What to say about a society in which value of human being is measured by:
1. capacity to accumulate material wealth and not use it to participate in the society (but rather to show off)
2. psychological identification with the wealth, seeing it as permanent personal property, not a temporary asset to be shared for common good
3. emotional detachment and social denial about the consequences of concentration of wealth, keeping it (really) unused
If you can hold a lot of money (and everything you bought with it) for yourself and care as little as possible about the rest of the people (or other life forms), that is a sure sign that you “made it” in this world. The less you participate, the better! This has become all-pervading: even the poorest of us have a couple of technical gadgets; we use a tiny fraction of their potential and that for ourselves only. We are miniature copies of rich arrogant resource abusers. We must have each our own gadgets and they became too intimate to share–they have to be ours only!
Amassed wealth is actually nothing but unused potential.

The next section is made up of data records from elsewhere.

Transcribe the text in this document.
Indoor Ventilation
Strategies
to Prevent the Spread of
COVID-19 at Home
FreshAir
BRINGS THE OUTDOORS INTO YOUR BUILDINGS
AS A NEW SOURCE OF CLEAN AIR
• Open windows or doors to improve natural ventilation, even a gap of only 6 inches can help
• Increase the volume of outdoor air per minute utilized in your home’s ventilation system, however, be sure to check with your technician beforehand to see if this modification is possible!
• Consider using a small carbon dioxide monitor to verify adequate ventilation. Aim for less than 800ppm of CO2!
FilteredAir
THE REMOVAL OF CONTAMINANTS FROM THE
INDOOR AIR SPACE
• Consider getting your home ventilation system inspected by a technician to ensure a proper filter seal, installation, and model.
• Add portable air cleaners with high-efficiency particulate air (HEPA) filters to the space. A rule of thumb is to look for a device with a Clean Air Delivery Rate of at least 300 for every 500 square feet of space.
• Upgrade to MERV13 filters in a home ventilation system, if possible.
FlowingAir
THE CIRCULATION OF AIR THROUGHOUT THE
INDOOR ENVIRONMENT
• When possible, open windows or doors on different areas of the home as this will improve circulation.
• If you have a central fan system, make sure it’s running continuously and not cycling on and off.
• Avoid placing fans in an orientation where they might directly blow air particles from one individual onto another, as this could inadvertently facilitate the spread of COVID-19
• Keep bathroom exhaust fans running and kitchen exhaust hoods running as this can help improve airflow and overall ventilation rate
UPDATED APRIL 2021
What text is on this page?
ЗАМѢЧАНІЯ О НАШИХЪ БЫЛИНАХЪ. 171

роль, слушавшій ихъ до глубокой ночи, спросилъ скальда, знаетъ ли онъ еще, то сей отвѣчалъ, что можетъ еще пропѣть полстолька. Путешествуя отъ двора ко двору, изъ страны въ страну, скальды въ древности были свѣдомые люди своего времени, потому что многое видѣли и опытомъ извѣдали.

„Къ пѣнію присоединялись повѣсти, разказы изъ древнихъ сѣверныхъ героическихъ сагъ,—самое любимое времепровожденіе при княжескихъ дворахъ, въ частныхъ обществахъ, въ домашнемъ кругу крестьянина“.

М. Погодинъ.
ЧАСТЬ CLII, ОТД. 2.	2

It is like a charged battery–it has no use in and of itself.
What we use the accumulated potential for can be summed up in one word: consumption. There is no “giving” or “sharing” in consumption, there is only “taking”. It is an intimate relationship between an isolated I and the object of consumption. In consumption there is no “us”, no community, no networking, no real relationship, no humanization; there is merely: me, myself and I … and my precious!
The concept of consumerism is based on the value of uselessness. I have, therefore I am! No other requirement.